Paraison also met last March with the Commission of Electoral Observation (OEA/CARICOM), a body of foreign observers from the Organization of American States and the Caribbean Community, appointed to monitor the Haitian electoral process.

“It’s the first time that international observers have expressed favor towards the participation of the diaspora in an electoral process,” Paraison said.

But the diaspora’s political participation has been less welcome than its economic one. One diaspora representative sits on the country’s Interim Reconstruction Commission as non-voting member. And though proposals to change it have been in the making for years, the 1987 constitution prevents Haitians from holding multiple nationalities, and therefore keeps many expats from voting or seeking office.

Reversing the law to allow dual citizenship and granting Haitians abroad the right to vote was virtually the only specific proposal Wyclef Jean put forward before his campaign was cut short by the CEP’s ruling. But he was not the only one calling for greater diaspora participation in the country’s politics.

“Haiti cannot develop without the support of the Haitian diaspora, even the people who are anti-diaspora depend on the diaspora to live,” said Raymond Joseph last week, before he learned of his candidacy’s rejection.

Joseph acknowledged that some in the Haitian political elite are fearful of the diaspora’s competition, but argued it is in their interest to open their doors to them.

“There are some who believe in keeping their little pie a small pie and eating it by themselves,” Joseph said in an interview. “What I propose is to bring a mammuth pie. Those used to eating pie will have a bigger slice, but everyone else will also eat pie. That’s what the diaspora coming back will do.”

Born in Haiti, raised in New York and based in Miami, Bryenne Jonassaint is a 38 year-old school teacher who at some point spent 17 years without returning to her country.

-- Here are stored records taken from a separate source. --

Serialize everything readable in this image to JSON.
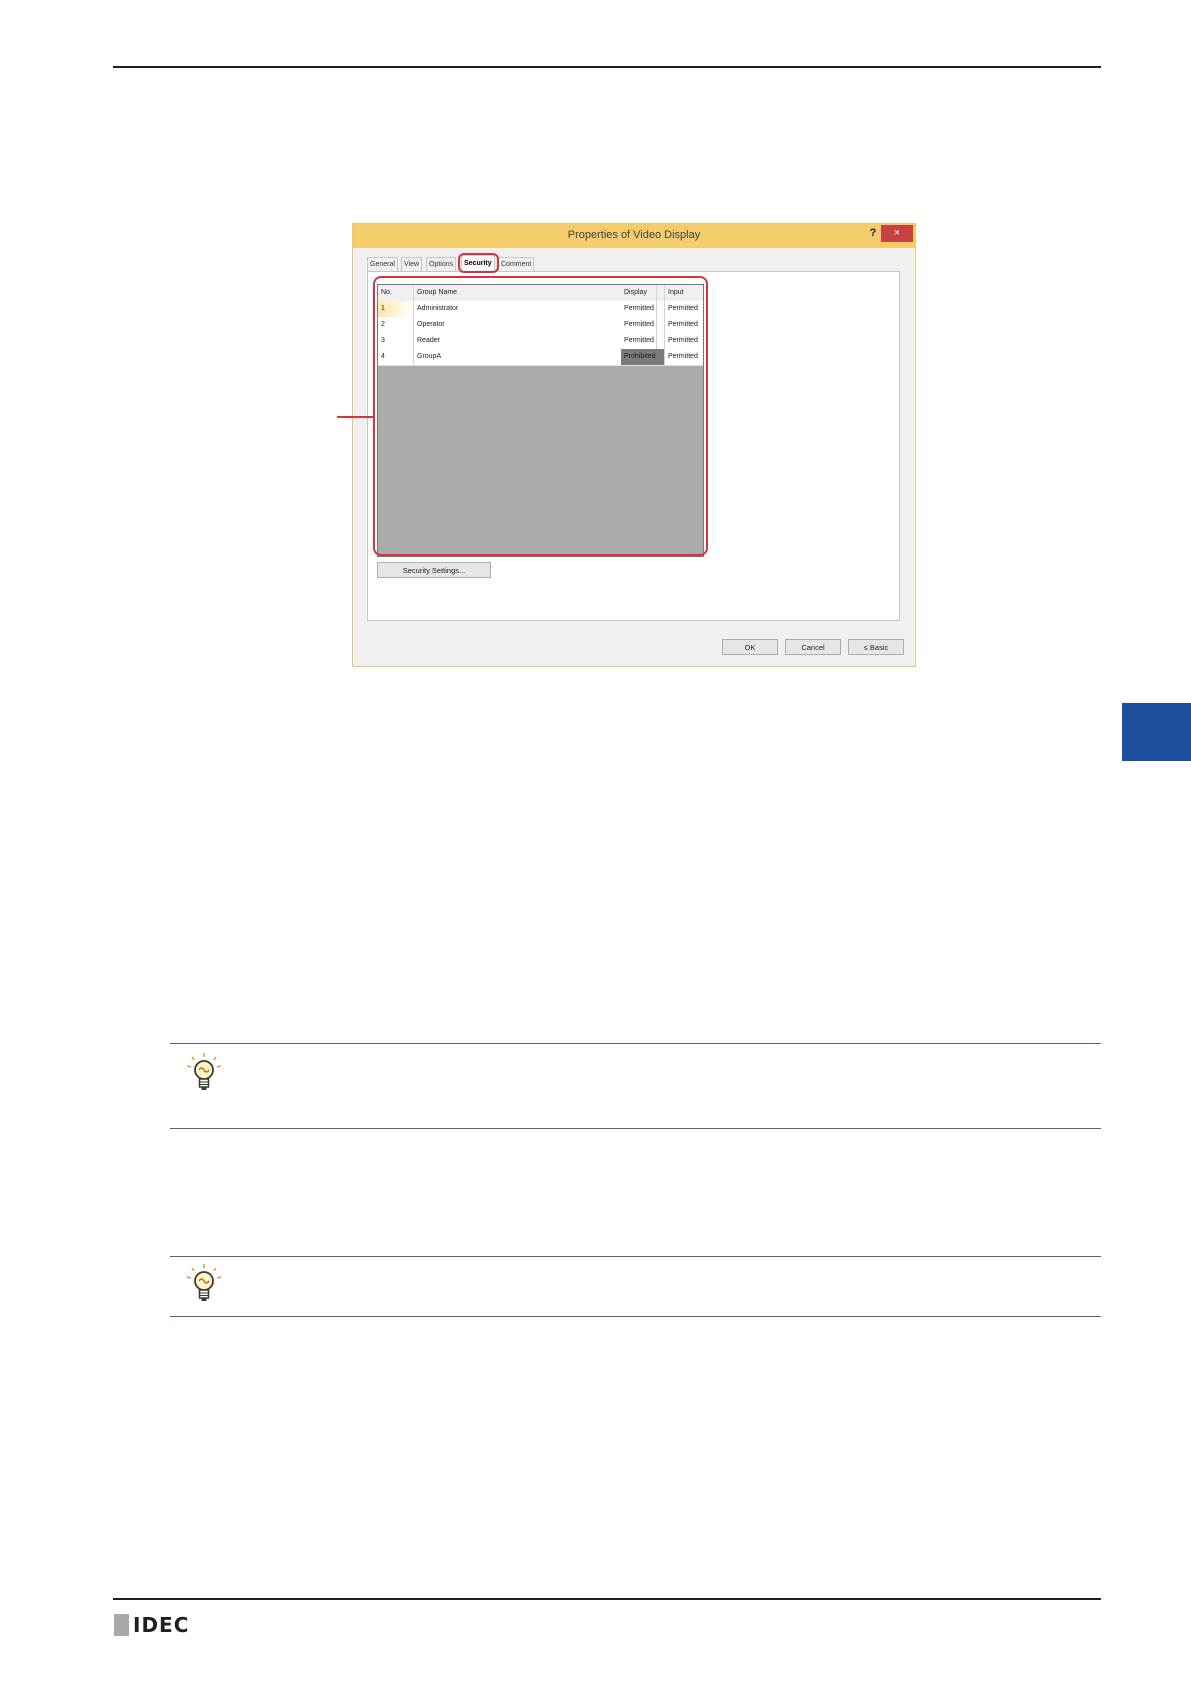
{
  "dialog": {
    "title": "Properties of Video Display",
    "help_label": "?",
    "close_label": "×",
    "tabs": [
      "General",
      "View",
      "Options",
      "Security",
      "Comment"
    ],
    "active_tab": "Security",
    "table": {
      "headers": [
        "No.",
        "Group Name",
        "Display",
        "Input"
      ],
      "rows": [
        {
          "no": "1",
          "name": "Administrator",
          "display": "Permitted",
          "input": "Permitted"
        },
        {
          "no": "2",
          "name": "Operator",
          "display": "Permitted",
          "input": "Permitted"
        },
        {
          "no": "3",
          "name": "Reader",
          "display": "Permitted",
          "input": "Permitted"
        },
        {
          "no": "4",
          "name": "GroupA",
          "display": "Prohibited",
          "input": "Permitted"
        }
      ]
    },
    "security_settings_button": "Security Settings...",
    "ok_button": "OK",
    "cancel_button": "Cancel",
    "basic_button": "≤ Basic"
  },
  "footer": {
    "logo_text": "IDEC"
  },
  "colors": {
    "highlight": "#d6343c",
    "side_tab": "#1d4f9e",
    "titlebar": "#f4cc6a"
  },
  "icons": [
    "lightbulb-icon",
    "lightbulb-icon"
  ]
}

But since the earthquake she has been back three times and is planning more trips.

“Sometimes people here feel like we are aliens in their territory, but we are the ones with the money and the education,” said Jonaissant, who said she would move to Haiti “tomorrow’ if she could, but cited security concerns as one reasons why she doesn’t.

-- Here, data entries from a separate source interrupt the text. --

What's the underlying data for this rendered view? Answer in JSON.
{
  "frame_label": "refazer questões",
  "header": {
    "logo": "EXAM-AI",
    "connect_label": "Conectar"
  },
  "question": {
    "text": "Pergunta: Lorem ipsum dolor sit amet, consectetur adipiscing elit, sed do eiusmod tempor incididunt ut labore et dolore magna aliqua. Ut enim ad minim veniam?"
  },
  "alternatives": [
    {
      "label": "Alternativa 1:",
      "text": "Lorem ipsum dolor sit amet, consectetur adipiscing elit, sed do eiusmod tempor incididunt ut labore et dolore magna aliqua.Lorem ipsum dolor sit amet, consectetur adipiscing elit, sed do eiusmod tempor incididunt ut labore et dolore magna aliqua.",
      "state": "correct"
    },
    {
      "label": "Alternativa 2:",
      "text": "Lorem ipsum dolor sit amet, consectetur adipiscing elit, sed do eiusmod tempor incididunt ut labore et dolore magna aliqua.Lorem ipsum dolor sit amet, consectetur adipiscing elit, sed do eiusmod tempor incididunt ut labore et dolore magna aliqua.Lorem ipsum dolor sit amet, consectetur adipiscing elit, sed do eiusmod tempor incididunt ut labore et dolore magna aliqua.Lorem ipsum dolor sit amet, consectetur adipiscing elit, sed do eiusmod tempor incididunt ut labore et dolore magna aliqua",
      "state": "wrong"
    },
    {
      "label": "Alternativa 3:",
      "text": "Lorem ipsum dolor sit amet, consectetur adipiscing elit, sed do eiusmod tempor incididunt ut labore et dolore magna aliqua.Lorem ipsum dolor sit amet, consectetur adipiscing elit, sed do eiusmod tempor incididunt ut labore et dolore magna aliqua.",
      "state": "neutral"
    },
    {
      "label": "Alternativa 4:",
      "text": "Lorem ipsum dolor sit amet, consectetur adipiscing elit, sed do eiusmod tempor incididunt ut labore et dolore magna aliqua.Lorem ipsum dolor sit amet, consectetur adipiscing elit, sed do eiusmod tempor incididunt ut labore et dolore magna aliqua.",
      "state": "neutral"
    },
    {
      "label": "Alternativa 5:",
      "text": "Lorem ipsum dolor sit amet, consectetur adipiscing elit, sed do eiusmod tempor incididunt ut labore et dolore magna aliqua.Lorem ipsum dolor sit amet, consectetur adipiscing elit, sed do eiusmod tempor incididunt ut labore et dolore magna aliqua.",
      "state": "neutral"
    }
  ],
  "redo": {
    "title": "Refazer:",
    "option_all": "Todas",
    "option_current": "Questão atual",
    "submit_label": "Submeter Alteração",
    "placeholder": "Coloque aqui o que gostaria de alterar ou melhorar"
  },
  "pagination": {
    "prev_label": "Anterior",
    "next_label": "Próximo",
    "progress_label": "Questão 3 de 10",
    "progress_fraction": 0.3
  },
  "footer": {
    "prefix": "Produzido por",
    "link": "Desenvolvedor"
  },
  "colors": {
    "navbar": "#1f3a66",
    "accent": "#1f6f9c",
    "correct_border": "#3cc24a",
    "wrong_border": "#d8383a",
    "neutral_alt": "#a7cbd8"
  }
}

Jonaissant’s American husband and daughter have never been to Haiti, and she is admittedly more concerned with the four Haitians running for US Congress from Florida than with the Haitian presidential elections. But she is also one of many expats that since the earthquake have felt the need to get involved back home.

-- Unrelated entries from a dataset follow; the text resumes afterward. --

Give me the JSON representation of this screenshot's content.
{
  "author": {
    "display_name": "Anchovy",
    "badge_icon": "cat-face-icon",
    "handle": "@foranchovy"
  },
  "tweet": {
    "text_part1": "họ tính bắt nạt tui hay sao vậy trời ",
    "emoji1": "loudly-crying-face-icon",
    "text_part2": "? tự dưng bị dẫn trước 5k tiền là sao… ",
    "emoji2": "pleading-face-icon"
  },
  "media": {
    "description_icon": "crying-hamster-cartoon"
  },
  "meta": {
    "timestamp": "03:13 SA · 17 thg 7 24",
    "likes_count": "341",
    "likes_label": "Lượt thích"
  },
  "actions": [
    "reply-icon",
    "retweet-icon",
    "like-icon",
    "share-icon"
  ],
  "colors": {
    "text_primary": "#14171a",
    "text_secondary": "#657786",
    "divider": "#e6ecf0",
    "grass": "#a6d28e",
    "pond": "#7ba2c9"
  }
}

“We are coming to help not to hurt. The government needs to understand that and make people understand that,” Jonaissant said about hostility she faced. “And the local elite want change too, they want to be able to drive in a nice street, because they have been to other places and they know what it’s like there.”

Many in Haiti are suspicious of returnees like Jonaissant, whom they perceive as removed from their reality and ready to move overseas at the first sign of instability. But they are more weary of those with political ambitions in Haiti. They feel the diaspora hasn’t done enough for Haiti and suspect it is motivated by the prospect for power and profit at a time when enormous capital is being moved into the country, rather than by a genuine, long-term commitment to its people.

“These diaspora candidates haven’t been doing anything for us. They are great doctors and engineers, but you only hear about them when the election time comes,” said Carel Pedre, a popular radio host in Port-au-Prince.

“They should have been involved in Haiti much before the election,” he added, pointing to Wyclef Jean as an exception and an example for the diaspora to follow.

“Diaspora people only run for president, you don’t see them running for other positions,” Pedre said to explain the bids for presidency by members of the diaspora. “I would love to have a well-educated, diaspora mayor of Port-au-Prince, but they only come here when they think they can become president.”